The South African Centre for Digital Language Resources (SADiLaR) is a new research infrastructure set up by the Department of Science and Innovation (DSI) as part of the new South African Research Infrastructure Roadmap (SARIR). This centre focuses on the digitisation of language resources, and the high-level training of scholars in methodological aspects related to the use of digital language resources in research and development endeavours.
In order to achieve these aims, SADiLaR runs:
a digitisation program, which entails the systematic acquisition, creation, enhancement, management, and distribution of digital text, speech, and multi-modal resources related to all the official languages of South Africa. Furthermore, SADiLaR also supports the development of natural language processing resources, both software and data, for research and development purposes; and
a Digital Humanities programme, which facilitates research capacity-building by promoting and supporting the use of digital data and innovative methodological approaches within the Humanities and Social Sciences (see http://www.digitalhumanities.org.za).
Aims of the call
As part of SADiLaR's enabling function, this call aims to:
support the development of digital language resources for South African languages in all modalities, including, but not limited to the:
digitisation of text and speech data;
creation of mono- and multi-lingual corpora;
creation of annotated corpora;
creation of digital dictionaries and terminology; and
collection of digital language data.
promote research activities and outputs within the domains of Digital Humanities or language technology;
promote research in language topics within the methodological commons of Digital Humanities, which may include, but is not limited to:
humanities and social science research enabled through digital media, artificial intelligence or machine learning, software studies, or information design and modelling;
social, institutional, global, multilingual, and multicultural aspects of Digital Humanities;
computer applications in literary, linguistic, cultural, and historical studies, including public humanities and interdisciplinary aspects of modern scholarship; and
quantitative stylistics and philology.
further capacity building related initiatives, such as workshops as well as summer and winter schools.
All projects must adhere to the following criteria:
digital language resources developed with funding from the project must be made available for distribution by SADiLaR under the most open license possible;
all digital language resources should have explicit copyright clearance, where applicable, that allows for further use and distribution by the research community;
all digital resources must be developed in compliance with the relevant international standards and should be stated in the proposal;
an evaluation plan to validate the quality of the project deliverables must be formulated;
proposals must state explicit project deliverables, including digital resource(s), research outputs, training opportunities, and capacity building;
proof of ethical clearance must be provided along with an associated ethics clearance number from the hosted institution for the collection and distribution of data if the project proposal is approved; and
successful projects will need to enter into a formal contract with SADiLaR outlining the specific deliverables, reporting, and evaluation of project deliverables.
Who may apply
This call is open to researchers employed at any official higher institute of learning as listed on http://www.dhet.gov.za/ whose research interest is aligned with the aims of the call and ethical process.
This call is open to working researchers residing in South Africa and who are affiliated with a recognised higher education or research institution such as a university, university of technology, or science council.

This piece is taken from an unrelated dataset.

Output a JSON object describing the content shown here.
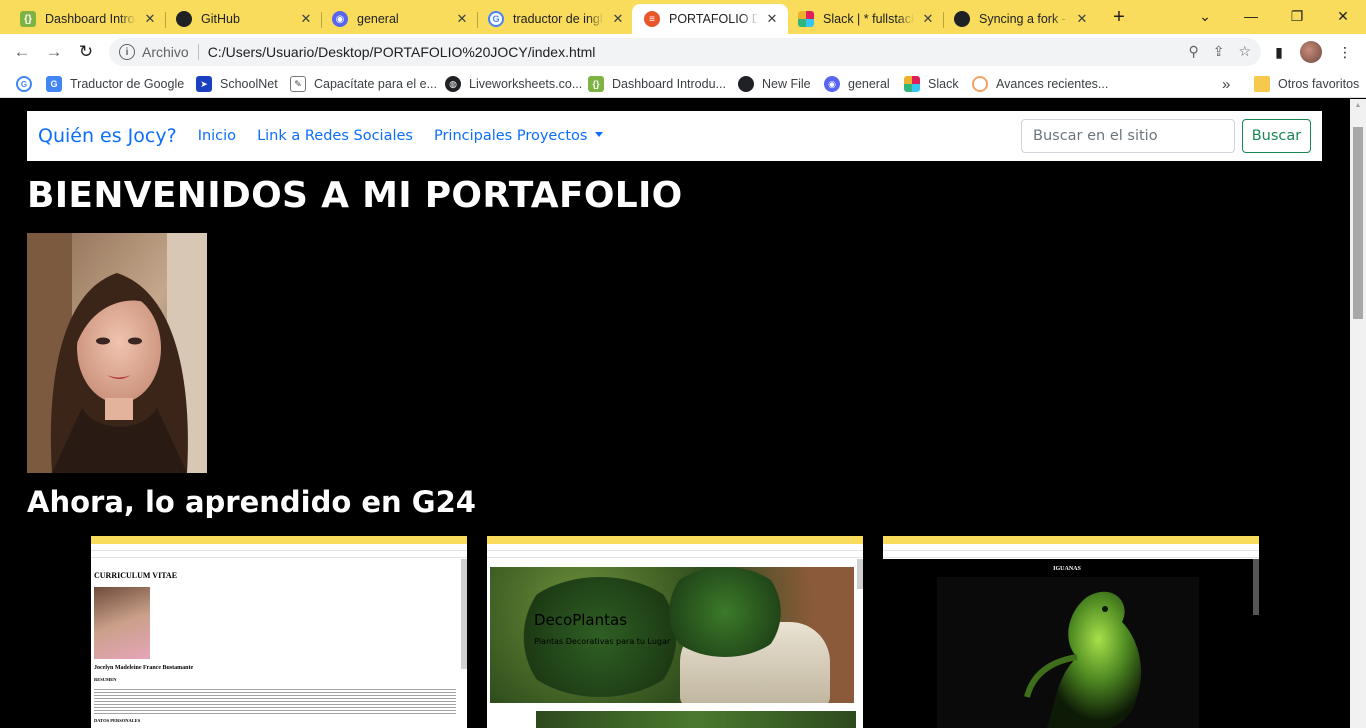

International researchers are eligible to be part of the project team, but cannot be the principal applicant.
What can be applied for
Projects can apply for motivated funding of between R50,000 and R200,000 per project, and all project deliverables must be submitted before December 2021.
The funding can be used to cover any of the following activities, where the activities are specifically related to the deliverables specified in the project proposal:
research-related costs, which include any activities, including research equipment, consumables, accessories, research-related trips, field work;
short-term mobility or travel expenses;
placements for young, post-graduate students, including Honours, Masters, Doctoral or Post-doctoral level researchers. These placements must provide the candidates with an opportunity to access facilities, learn new skills, or build research relationships that would not otherwise be available; and
knowledge sharing activities where national or international experts participate in colloquia, seminars, symposia, lectures, etc., that further the dissemination of knowledge in the fields of Digital Language Resource Development, Digital Humanities, and/or Natural Language Processing.

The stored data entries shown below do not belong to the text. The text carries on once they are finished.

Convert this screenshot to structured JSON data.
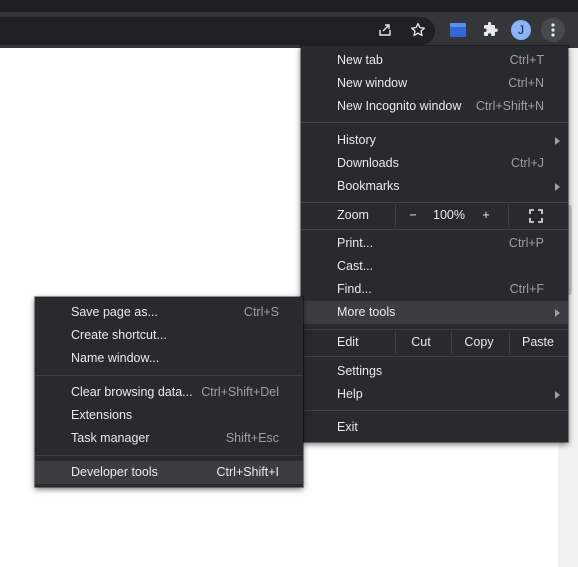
{
  "toolbar": {
    "avatar_initial": "J",
    "icons": [
      "share-icon",
      "bookmark-star-icon",
      "extension-tile-icon",
      "puzzle-extensions-icon",
      "avatar",
      "more-menu-icon"
    ]
  },
  "main_menu": {
    "new_tab": {
      "label": "New tab",
      "shortcut": "Ctrl+T"
    },
    "new_window": {
      "label": "New window",
      "shortcut": "Ctrl+N"
    },
    "new_incognito": {
      "label": "New Incognito window",
      "shortcut": "Ctrl+Shift+N"
    },
    "history": {
      "label": "History"
    },
    "downloads": {
      "label": "Downloads",
      "shortcut": "Ctrl+J"
    },
    "bookmarks": {
      "label": "Bookmarks"
    },
    "zoom": {
      "label": "Zoom",
      "minus": "−",
      "value": "100%",
      "plus": "+"
    },
    "print": {
      "label": "Print...",
      "shortcut": "Ctrl+P"
    },
    "cast": {
      "label": "Cast..."
    },
    "find": {
      "label": "Find...",
      "shortcut": "Ctrl+F"
    },
    "more_tools": {
      "label": "More tools"
    },
    "edit": {
      "label": "Edit",
      "cut": "Cut",
      "copy": "Copy",
      "paste": "Paste"
    },
    "settings": {
      "label": "Settings"
    },
    "help": {
      "label": "Help"
    },
    "exit": {
      "label": "Exit"
    }
  },
  "more_tools_menu": {
    "save_page": {
      "label": "Save page as...",
      "shortcut": "Ctrl+S"
    },
    "create_shortcut": {
      "label": "Create shortcut..."
    },
    "name_window": {
      "label": "Name window..."
    },
    "clear_browsing": {
      "label": "Clear browsing data...",
      "shortcut": "Ctrl+Shift+Del"
    },
    "extensions": {
      "label": "Extensions"
    },
    "task_manager": {
      "label": "Task manager",
      "shortcut": "Shift+Esc"
    },
    "developer_tools": {
      "label": "Developer tools",
      "shortcut": "Ctrl+Shift+I"
    }
  },
  "colors": {
    "menu_bg": "#292a2d",
    "highlight": "#3c3d41",
    "text": "#e8eaed",
    "shortcut_text": "#9aa0a6",
    "avatar_bg": "#8ab4f8",
    "extension_tile": "#3367d6"
  }
}
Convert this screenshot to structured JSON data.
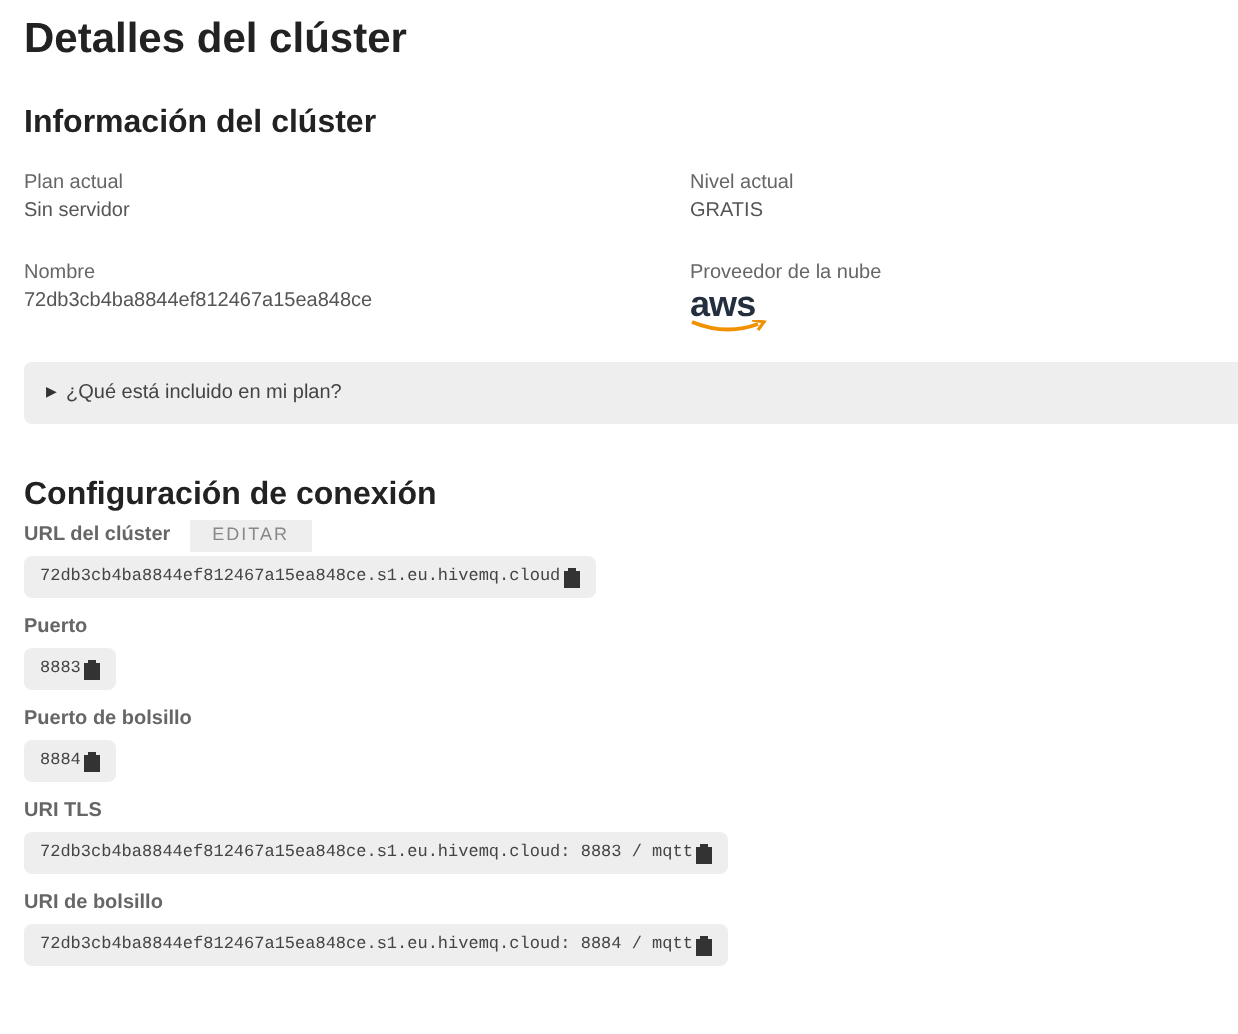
{
  "title": "Detalles del clúster",
  "info": {
    "heading": "Información del clúster",
    "fields": [
      {
        "kind": "text",
        "label": "Plan actual",
        "value": "Sin servidor"
      },
      {
        "kind": "text",
        "label": "Nivel actual",
        "value": "GRATIS"
      },
      {
        "kind": "text",
        "label": "Nombre",
        "value": "72db3cb4ba8844ef812467a15ea848ce"
      },
      {
        "kind": "logo",
        "label": "Proveedor de la nube",
        "value": "aws"
      }
    ]
  },
  "disclosure": {
    "label": "¿Qué está incluido en mi plan?",
    "marker": "▶",
    "expanded": false
  },
  "connection": {
    "heading": "Configuración de conexión",
    "fields": [
      {
        "label": "URL del clúster",
        "action": "EDITAR",
        "value": "72db3cb4ba8844ef812467a15ea848ce.s1.eu.hivemq.cloud"
      },
      {
        "label": "Puerto",
        "value": "8883"
      },
      {
        "label": "Puerto de bolsillo",
        "value": "8884"
      },
      {
        "label": "URI TLS",
        "value": "72db3cb4ba8844ef812467a15ea848ce.s1.eu.hivemq.cloud: 8883 / mqtt"
      },
      {
        "label": "URI de bolsillo",
        "value": "72db3cb4ba8844ef812467a15ea848ce.s1.eu.hivemq.cloud: 8884 / mqtt"
      }
    ]
  }
}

In addition to funding the development of data through this open call, SADiLaR also hosts data previously developed by external parties. These data providers are typically researchers that have access to data that they want to make available to the larger research communities, private individuals working on languages, as well as companies that develop innovative software in the field of human language technologies.
If you have access to data that you feel will benefit the community, please consider sharing this data with us. We can make data available under a wide variety of licences, including research only, open source or commercial use. All data will be securely stored in our repository and issued with a persistent identifier, making referencing and sharing easier, while increasing exposure. All resources are also listed on SADiLaR Repository and stored to ensure long-term access to the resources.

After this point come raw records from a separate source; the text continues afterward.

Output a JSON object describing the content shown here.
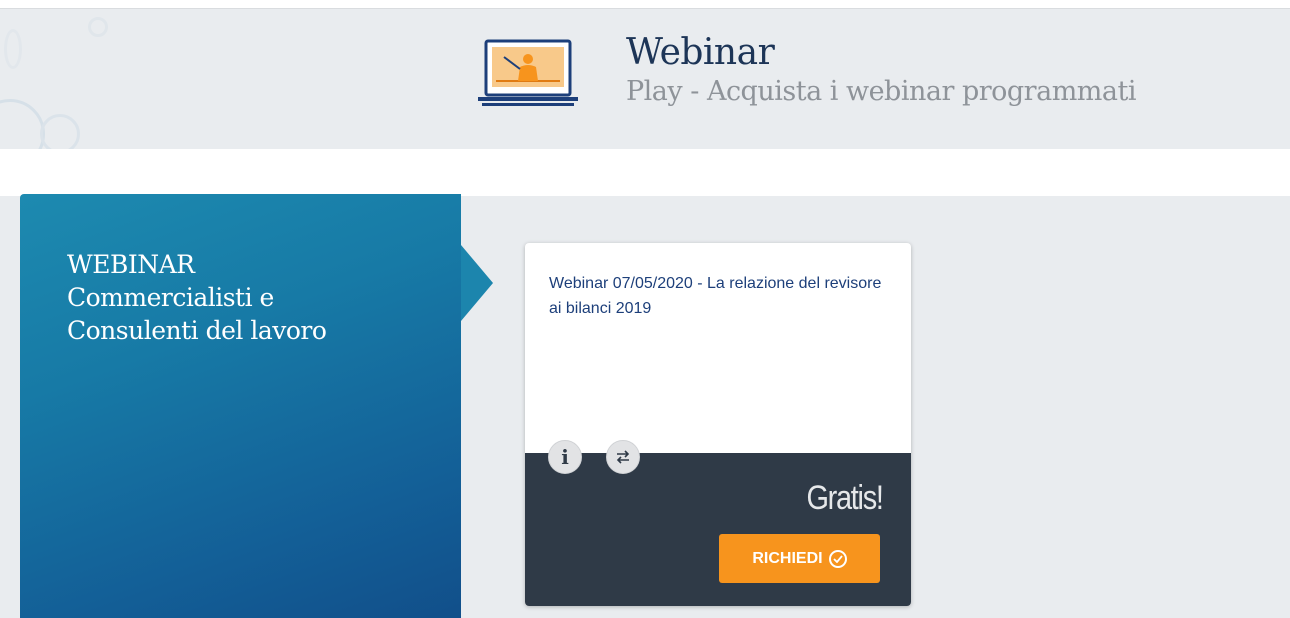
{
  "header": {
    "title": "Webinar",
    "subtitle": "Play - Acquista i webinar programmati",
    "icon": "presenter-screen-icon"
  },
  "category_panel": {
    "title_lines": [
      "WEBINAR",
      "Commercialisti e",
      "Consulenti del lavoro"
    ]
  },
  "card": {
    "title": "Webinar 07/05/2020 - La relazione del revisore ai bilanci 2019",
    "info_icon": "info-icon",
    "compare_icon": "swap-arrows-icon",
    "price": "Gratis!",
    "request_label": "RICHIEDI",
    "request_icon": "check-circle-icon"
  },
  "colors": {
    "panel_blue": "#177aa6",
    "card_dark": "#2f3a47",
    "accent_orange": "#f7941d",
    "title_navy": "#1d3557"
  }
}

Limited funding is available to convert existing resources to the latest standards and formats, to expand on existing datasets, and, in exceptional circumstances, to purchase resources. Please contact email@example.com to discuss these possibilities.
Duration of projects
Projects of various lengths can be supported. Preferred duration of one to two years, with conclusion of the project by December 2022.
There are no policies or regulatory regimes, apart from ethical considerations and IP rights that govern the acquisition of language resources, whether it is a text, speech, or multimodal resource. There are, however, a number of best practices that are followed by researchers and/or developers, which are normally open to public and academic scrutiny and will be implemented by the centre. SADiLaR commits itself to act in accordance with the directives of the National Intellectual Property Management Office (NIPMO).
How to apply
Kindly complete the following pre-proposal template, for initial consideration and feedback.
We aim to provide feedback on the pre-proposal within 25 business days.
Approval of the pre-proposal does not imply successful final application.
On acceptance of the pre-proposal, a detailed project proposal template will be provided for completion.
All project proposals will be submitted to various nationally and internationally recognised experts in the specific fields addressed by the proposal. Projects will be evaluated according to the following criteria:
adherence to the requirements set out above;
competence and expertise of the researchers involved in the project;
capacity development of young researchers;
value for money; and
decisions are normally communicated within 10 weeks after submission.
SADiLaR reserves the right to, within reason, request changes to shortlisted proposals to better align with its strategy, medium-term expenditure framework, etc. Such requests may be directed at, amongst others, specifications, deliverables, budgets, and evaluation criteria.